Bayangin rasanya jadi mereka. Turun dari kapal, ngeliat tanah baru yang asing, bahasa beda, budaya beda, dan gak punya siapa-siapa. Pasti gamang parah. Tapi manusia emang makhluk yang paling jago bertahan lewat kebersamaan. Para sesepuh dan pedagang Hokkien waktu itu mutusin buat enggak jalan sendiri-sendiri. Mereka patungan, ngumpulin koin demi koin dari hasil dagang tipis-tipis, sampai akhirnya berdirilah sebuah rumah bersama: Hok Kian Kong Hwee

Begitu gedung ini jadi, hidup di Pecinan Ampenan kayak punya jantung baru karena tempat ini bukan cuma balai pertemuan biasa.
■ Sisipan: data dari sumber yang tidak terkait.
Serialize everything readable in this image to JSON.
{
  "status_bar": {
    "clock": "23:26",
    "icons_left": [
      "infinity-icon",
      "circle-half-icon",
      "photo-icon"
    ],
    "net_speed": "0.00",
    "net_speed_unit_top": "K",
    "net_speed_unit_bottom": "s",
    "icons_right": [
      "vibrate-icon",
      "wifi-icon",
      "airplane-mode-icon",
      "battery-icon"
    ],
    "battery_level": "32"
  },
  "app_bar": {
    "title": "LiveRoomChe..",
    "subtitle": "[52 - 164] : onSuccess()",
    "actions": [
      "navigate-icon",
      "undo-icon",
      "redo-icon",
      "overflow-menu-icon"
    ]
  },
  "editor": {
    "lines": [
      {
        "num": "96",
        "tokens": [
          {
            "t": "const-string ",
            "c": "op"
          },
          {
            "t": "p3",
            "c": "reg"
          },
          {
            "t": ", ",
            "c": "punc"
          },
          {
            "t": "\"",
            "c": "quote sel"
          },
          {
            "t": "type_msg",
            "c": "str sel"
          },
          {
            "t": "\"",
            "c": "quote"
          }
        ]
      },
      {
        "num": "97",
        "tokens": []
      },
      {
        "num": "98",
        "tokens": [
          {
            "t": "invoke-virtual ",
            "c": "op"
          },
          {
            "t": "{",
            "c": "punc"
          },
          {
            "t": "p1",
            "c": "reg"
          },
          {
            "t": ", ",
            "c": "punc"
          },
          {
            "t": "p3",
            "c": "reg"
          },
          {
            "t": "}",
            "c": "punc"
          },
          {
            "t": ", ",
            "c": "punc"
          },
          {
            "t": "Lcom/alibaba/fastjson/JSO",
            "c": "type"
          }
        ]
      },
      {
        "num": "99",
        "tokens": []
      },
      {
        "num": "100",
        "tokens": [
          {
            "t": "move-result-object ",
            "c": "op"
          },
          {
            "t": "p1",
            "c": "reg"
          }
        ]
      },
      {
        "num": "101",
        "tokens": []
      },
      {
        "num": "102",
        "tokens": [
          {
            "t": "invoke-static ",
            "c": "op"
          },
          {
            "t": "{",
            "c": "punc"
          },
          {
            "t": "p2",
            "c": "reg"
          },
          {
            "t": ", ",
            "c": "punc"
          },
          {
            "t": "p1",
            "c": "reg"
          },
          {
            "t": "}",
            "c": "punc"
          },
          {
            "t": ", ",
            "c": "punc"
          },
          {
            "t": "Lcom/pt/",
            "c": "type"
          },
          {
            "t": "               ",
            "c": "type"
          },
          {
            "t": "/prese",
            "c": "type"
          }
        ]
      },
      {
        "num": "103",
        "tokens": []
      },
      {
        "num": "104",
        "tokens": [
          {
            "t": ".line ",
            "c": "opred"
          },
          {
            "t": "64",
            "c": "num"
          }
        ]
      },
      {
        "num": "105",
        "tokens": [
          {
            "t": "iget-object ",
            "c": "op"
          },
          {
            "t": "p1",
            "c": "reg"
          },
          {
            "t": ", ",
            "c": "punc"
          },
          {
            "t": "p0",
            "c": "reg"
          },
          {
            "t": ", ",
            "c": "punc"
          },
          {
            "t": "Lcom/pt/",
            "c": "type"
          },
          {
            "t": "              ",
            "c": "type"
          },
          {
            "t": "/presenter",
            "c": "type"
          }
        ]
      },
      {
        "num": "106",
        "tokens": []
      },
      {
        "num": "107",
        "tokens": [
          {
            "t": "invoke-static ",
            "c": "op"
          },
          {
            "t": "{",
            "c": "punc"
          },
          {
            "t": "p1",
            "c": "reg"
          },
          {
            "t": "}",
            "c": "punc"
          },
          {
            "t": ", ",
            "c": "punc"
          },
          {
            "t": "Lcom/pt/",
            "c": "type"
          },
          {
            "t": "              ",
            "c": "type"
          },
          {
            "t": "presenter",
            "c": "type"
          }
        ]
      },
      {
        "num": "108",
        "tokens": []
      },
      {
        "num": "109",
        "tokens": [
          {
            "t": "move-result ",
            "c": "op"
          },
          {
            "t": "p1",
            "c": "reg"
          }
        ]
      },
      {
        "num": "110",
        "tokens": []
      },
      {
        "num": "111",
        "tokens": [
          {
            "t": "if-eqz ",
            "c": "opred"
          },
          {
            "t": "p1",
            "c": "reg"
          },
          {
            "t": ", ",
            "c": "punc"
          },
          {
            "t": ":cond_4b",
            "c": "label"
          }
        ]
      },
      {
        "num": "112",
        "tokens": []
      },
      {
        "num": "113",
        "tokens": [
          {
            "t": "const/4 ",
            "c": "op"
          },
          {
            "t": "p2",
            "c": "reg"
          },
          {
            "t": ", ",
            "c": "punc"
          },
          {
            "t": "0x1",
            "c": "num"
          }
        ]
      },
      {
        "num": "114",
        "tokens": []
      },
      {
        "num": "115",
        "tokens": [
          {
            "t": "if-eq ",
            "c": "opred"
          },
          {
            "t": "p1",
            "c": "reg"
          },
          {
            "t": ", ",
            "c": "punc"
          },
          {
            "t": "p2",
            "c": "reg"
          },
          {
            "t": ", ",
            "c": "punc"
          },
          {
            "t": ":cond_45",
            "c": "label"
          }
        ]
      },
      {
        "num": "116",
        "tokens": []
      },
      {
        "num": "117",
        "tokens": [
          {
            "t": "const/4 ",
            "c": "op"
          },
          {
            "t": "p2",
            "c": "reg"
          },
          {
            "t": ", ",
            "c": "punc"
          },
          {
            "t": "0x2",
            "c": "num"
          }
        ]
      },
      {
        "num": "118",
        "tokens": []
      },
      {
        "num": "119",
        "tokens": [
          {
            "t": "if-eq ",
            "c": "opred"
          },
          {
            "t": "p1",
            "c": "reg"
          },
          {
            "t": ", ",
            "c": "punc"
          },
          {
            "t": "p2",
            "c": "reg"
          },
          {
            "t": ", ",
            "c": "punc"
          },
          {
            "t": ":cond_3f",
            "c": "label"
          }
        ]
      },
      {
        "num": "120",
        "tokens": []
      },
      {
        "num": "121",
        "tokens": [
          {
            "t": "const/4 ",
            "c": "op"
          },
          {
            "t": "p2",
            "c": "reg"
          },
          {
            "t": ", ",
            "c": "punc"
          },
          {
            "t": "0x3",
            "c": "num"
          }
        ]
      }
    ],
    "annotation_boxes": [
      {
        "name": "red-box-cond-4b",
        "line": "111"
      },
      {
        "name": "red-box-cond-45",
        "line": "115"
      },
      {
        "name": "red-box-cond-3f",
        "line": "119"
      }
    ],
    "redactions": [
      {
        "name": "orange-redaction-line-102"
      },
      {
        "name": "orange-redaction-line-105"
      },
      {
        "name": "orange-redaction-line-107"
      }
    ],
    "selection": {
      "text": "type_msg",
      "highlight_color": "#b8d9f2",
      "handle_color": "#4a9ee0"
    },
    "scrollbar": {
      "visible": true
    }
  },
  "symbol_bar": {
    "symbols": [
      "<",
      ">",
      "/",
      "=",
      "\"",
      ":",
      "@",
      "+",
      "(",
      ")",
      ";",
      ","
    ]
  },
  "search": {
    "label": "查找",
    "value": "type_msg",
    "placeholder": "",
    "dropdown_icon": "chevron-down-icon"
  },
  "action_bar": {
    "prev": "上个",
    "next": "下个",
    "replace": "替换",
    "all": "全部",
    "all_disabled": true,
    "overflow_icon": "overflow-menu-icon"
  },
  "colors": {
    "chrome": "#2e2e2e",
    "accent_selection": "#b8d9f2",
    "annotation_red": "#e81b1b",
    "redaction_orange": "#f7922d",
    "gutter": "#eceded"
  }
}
Kalau kamu hidup di zaman itu, gedung ini adalah segalanya: posko pendaftaran buat nyambut sodara baru yang baru turun dari kapal, meja perundingan buat nyelesaiin sela-sela masalah warga tanpa pake urat leher, sekaligus tempat ngungsi pas lagi jatuh miskin. Dan begitu Imlek atau festival budaya datang? Wah, jangan ditanya. Gedung ini berubah jadi panggung paling meriah se-Ampenan. Lampion digantung, bau dupa dan masakan rumah ngumpul di udara, dan suara tawa berhasil nambal sementara rasa rindu rumah yang menahun.

Secara fisik, bangunannya sendiri udah kaya cerita. Ada perpaduan estetika kolonial tropis yang tegap dan sentuhan khas Tionghoa Nusantara yang lekat. Lihat aja fasad segitiga tingginya yang dihiasi ornamen kayu lawas, klop banget sama ventilasi roster beton geometris yang jadi tren arsitektur awal abad ke-20. Terus, pas mata kita nangkep tulisan ber-ejaan tempo dulu, "HOK KIAN KONG HWEE", yang nempel tegas di dinding depannya, rasanya kayak lagi natap tanda tangan sejarah yang nolak buat dihapus zaman.

Tapi ya gitu... roda nasib emang suka muter sesuka hati. Waktu Pelabuhan Ampenan akhirnya harus ditutup gara-gara pendangkalan dan pusat bisnis geser ke arah Cakranegara serta kota baru, denyut di gedung ini pelan-pelan melemah. Riuh tawa, debat urusan dagang, dan tapak kaki orang-orang mulai surut. Gedungnya sepi.

Meski begitu, waktu segan membuat bangunan ini kalah. Sekarang, Hok Kian Kong Hwee udah resmi jadi cagar budaya. Dia udah gak dipakai buat ngurusin pendatang atau rapat warga lagi, tapi fungsinya sekarang jauh lebih penting: jadi pengingat bahwa Lombok dari dulu pernah jadi tempat bertemunya banyak cerita, peleburan beda kepala, dan rumah yang hangat buat siapa aja yang datang dengan niat baik.

Pokoknya kalau lagi lewat Ampenan terutama Jalan Koperasi, coba deh mampir sebentar di gedung ini. Liat baik-baik bangunan dan tulisan di dindingnya, sambil bayangin betapa ramainya tempat ini oleh orang-orang yang ketawa, nangis, dan berjuang hidup ratusan tahun lalu.